Statistical Inference - The Effect of Vitamin C on Tooth Growth in Guinea Pigs

Load necessary R packages and the ToothGrowth dataset

# Loading necessary packages #
library(datasets)
library(lattice)

# Load in the data #
data(ToothGrowth)
tooth.dat <- ToothGrowth

# Change dose to a factor variable #
tooth.dat$dose <- as.factor(tooth.dat$dose)

Summary of the Data

##       len        supp     dose   
##  Min.   : 4.20   OJ:30   0.5:20  
##  1st Qu.:13.07   VC:30   1  :20  
##  Median :19.25           2  :20  
##  Mean   :18.81                   
##  3rd Qu.:25.27                   
##  Max.   :33.90

len = numeric variable of tooth length

supp = factor variable of supplement type (ascorbic acid and orange juice)

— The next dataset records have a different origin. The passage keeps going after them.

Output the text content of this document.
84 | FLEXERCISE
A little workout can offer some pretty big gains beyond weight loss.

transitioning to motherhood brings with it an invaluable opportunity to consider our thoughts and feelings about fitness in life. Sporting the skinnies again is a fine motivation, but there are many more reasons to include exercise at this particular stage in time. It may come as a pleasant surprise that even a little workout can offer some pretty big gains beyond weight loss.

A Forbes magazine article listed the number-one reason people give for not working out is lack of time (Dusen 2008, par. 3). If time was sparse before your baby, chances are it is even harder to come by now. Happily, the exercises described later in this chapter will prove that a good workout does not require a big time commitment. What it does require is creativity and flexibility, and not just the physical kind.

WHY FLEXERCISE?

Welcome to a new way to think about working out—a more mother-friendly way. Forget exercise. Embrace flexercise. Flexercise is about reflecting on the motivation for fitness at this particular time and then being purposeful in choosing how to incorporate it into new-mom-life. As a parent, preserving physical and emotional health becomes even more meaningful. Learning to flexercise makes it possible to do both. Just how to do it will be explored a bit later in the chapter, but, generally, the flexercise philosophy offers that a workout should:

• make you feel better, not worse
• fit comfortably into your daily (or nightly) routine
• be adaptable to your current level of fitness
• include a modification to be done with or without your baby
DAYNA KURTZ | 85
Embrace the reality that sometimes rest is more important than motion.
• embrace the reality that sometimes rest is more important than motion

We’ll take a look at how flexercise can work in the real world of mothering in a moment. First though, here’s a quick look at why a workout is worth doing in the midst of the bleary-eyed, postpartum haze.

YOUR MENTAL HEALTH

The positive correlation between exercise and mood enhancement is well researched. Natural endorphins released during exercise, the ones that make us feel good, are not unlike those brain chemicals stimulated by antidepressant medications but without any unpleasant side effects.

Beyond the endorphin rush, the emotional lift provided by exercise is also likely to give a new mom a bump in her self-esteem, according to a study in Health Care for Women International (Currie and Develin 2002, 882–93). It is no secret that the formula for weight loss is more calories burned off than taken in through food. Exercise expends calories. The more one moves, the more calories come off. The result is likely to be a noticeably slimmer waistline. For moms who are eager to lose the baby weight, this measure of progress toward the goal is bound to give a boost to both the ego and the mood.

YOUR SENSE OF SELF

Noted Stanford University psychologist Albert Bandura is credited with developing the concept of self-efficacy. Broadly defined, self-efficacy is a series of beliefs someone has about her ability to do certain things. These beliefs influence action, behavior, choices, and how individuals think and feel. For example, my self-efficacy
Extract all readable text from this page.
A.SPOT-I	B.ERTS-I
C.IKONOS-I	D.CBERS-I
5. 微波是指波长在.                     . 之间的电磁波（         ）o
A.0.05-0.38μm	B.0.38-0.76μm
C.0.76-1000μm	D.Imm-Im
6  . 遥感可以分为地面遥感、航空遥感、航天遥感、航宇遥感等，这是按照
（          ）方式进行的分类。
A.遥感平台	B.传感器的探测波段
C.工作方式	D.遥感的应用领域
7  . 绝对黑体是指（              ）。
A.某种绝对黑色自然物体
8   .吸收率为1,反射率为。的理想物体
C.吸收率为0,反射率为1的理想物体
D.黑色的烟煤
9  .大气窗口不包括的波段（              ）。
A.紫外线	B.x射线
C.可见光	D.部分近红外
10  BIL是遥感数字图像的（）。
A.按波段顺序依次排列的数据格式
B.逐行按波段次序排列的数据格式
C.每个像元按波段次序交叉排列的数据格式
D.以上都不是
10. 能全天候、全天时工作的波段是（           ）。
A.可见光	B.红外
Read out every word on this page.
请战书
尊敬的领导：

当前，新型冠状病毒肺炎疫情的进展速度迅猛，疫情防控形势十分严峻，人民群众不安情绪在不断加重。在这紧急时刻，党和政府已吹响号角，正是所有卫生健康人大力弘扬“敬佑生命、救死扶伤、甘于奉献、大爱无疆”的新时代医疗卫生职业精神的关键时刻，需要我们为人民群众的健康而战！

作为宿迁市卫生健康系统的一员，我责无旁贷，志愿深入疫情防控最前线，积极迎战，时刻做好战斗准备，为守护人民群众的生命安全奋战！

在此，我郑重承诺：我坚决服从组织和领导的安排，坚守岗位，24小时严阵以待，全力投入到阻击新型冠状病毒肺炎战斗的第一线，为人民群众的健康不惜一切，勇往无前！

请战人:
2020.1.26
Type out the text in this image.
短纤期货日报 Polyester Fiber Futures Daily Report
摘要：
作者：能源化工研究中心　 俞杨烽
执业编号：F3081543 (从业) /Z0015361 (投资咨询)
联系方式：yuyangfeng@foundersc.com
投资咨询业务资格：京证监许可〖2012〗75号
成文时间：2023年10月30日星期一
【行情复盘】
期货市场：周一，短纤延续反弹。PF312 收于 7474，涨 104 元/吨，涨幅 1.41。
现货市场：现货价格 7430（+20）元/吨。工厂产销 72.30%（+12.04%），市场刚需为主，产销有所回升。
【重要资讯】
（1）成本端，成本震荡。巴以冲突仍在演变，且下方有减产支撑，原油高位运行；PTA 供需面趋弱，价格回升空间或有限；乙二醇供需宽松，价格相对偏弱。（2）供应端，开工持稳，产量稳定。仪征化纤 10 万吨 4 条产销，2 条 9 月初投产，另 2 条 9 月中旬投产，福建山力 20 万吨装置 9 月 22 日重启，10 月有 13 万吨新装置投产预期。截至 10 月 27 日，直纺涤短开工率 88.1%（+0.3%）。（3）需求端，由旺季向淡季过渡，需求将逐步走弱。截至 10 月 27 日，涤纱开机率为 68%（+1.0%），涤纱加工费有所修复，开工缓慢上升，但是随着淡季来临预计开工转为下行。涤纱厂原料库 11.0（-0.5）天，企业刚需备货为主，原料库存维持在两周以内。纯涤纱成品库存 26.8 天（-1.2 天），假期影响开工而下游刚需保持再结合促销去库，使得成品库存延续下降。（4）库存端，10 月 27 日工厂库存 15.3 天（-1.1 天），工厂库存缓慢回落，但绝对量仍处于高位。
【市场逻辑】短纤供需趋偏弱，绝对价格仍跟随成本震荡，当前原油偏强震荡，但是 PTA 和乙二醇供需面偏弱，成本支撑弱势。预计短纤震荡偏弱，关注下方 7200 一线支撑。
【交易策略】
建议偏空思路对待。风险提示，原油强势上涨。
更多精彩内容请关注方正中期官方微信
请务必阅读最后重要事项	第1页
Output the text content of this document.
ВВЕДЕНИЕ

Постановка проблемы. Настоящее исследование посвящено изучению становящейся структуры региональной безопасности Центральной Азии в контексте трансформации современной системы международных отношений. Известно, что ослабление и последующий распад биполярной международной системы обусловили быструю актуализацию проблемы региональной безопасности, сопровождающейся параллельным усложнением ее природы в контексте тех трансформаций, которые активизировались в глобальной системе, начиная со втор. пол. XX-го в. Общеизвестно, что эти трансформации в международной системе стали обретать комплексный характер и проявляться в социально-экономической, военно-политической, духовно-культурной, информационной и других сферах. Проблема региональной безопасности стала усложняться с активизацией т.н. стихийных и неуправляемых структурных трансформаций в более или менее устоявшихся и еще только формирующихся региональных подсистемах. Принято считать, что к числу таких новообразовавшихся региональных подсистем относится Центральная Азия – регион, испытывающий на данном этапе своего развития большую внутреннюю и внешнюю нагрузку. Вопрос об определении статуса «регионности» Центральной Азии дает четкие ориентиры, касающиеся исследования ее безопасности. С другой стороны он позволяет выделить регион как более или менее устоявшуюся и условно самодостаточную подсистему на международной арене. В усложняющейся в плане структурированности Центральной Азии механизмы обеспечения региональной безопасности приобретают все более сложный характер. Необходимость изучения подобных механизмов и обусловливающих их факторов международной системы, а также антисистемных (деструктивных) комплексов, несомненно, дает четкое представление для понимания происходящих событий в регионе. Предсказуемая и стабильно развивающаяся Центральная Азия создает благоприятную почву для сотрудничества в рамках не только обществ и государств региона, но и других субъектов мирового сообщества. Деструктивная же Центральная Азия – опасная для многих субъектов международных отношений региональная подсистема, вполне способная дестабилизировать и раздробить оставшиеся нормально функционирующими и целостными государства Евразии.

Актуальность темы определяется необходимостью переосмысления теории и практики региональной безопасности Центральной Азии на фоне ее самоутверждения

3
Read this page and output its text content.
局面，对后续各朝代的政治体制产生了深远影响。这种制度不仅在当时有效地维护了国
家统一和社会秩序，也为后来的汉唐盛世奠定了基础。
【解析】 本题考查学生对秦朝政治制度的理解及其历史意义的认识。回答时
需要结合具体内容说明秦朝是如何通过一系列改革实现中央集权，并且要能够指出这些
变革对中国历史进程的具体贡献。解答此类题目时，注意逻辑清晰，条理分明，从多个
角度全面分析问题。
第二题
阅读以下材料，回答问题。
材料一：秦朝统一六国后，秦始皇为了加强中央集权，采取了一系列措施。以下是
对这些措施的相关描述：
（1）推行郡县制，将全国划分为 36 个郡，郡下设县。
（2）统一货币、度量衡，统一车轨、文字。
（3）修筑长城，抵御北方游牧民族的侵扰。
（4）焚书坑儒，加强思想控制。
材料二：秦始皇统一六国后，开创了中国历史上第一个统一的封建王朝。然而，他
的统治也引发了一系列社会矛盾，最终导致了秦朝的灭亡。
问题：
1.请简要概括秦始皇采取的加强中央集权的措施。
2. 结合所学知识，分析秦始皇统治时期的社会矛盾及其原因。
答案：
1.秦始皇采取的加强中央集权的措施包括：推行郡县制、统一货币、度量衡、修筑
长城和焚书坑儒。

dose = numeric variable of dosage in milligrams

Exploratory plot of the data

Orange juice seems to amplify tooth growth at lower dosages (0.5 & 1.0 mg) of Vitamin C, and Vitamin C seems to result in more tooth growth regardless of the delivery method.

T-tests: Orange Juice versus Ascorbic Acid by Dose

First, the null and alternative hypotheses for the t-tests are:

Ho: Tooth growth is the same for both delivery methods at the given dosage of Vitamin C

Ha: Tooth growth is probably impacted by the delivery method at the given dosage of Vitamin C

Vitamin C Dose = 0.5 mg

tooth.dat.5 <- tooth.dat[tooth.dat$dose==0.5,]
t.test(len~supp,data=tooth.dat.5,paired = FALSE, var.equal = FALSE)

## 
##  Welch Two Sample t-test
## 
## data:  len by supp
## t = 3.1697, df = 14.969, p-value = 0.006359
## alternative hypothesis: true difference in means is not equal to 0
## 95 percent confidence interval:
##  1.719057 8.780943
## sample estimates:
## mean in group OJ mean in group VC 
##            13.23             7.98

We must reject the null at the 95% significance level because the p-value is less than .05. There is evidence that orange juice significantly amplifies guinea pig tooth growth for a 0.5 mg dosage.

Vitamin C Dose = 1.0 mg

tooth.dat1 <- tooth.dat[tooth.dat$dose==1.0,]
t.test(len~supp,data=tooth.dat1,paired = FALSE, var.equal = FALSE)

## 
##  Welch Two Sample t-test
## 
## data:  len by supp
## t = 4.0328, df = 15.358, p-value = 0.001038
## alternative hypothesis: true difference in means is not equal to 0
## 95 percent confidence interval:
##  2.802148 9.057852
## sample estimates:
## mean in group OJ mean in group VC 
##            22.70            16.77

We must reject the null at the 95% significance level because the p-value is less than .05. There is evidence that orange juice significantly amplifies guinea pig tooth growth for a 1.0 mg dosage.

Vitamin C Dose = 2.0 mg

tooth.dat2 <- tooth.dat[tooth.dat$dose==2.0,]
t.test(len~supp,data=tooth.dat2,paired = FALSE, var.equal = FALSE)

## 
##  Welch Two Sample t-test
## 
## data:  len by supp
## t = -0.0461, df = 14.04, p-value = 0.9639
## alternative hypothesis: true difference in means is not equal to 0
## 95 percent confidence interval:
##  -3.79807  3.63807
## sample estimates:
## mean in group OJ mean in group VC 
##            26.06            26.14

We cannot reject the null at the 95% significance level because the p-value is not less than .05. There is no evidence that the delivery method significantly amplifies guinea pig tooth growth for a 2.0 mg dosage.

Conclusion:

The delivery method (orange juice) significantly impacts the growth of guinea pig teeth at lower dosages of Vitamin C (.5 & 1.0 mg), but there is no evidence that it does so at higher dosage levels (2.0 mg).

T-test Assumptions

1. Adequate power

This dataset only has 60 observations and each subset includes only 20 observations. The power of these tests is low, and any results need to be reproduced before they could be considered solid findings.

2. The data are produced from a random sample

There is no mention of the data being produced using proper sampling methodology.

3. The population is normally distributed

## 
##  Shapiro-Wilk normality test
## 
## data:  tooth.dat$len
## W = 0.9674, p-value = 0.1091

A Shapiro Wilk Normality test reveals that this assumption is reasonable because the p-value is greater than .05.

4. Independent Samples

There is no language indicating that these are independent samples with equal variance; therefore, the options “paired = FALSE”" and “equal.var = FALSE” were specified in each of the tests above.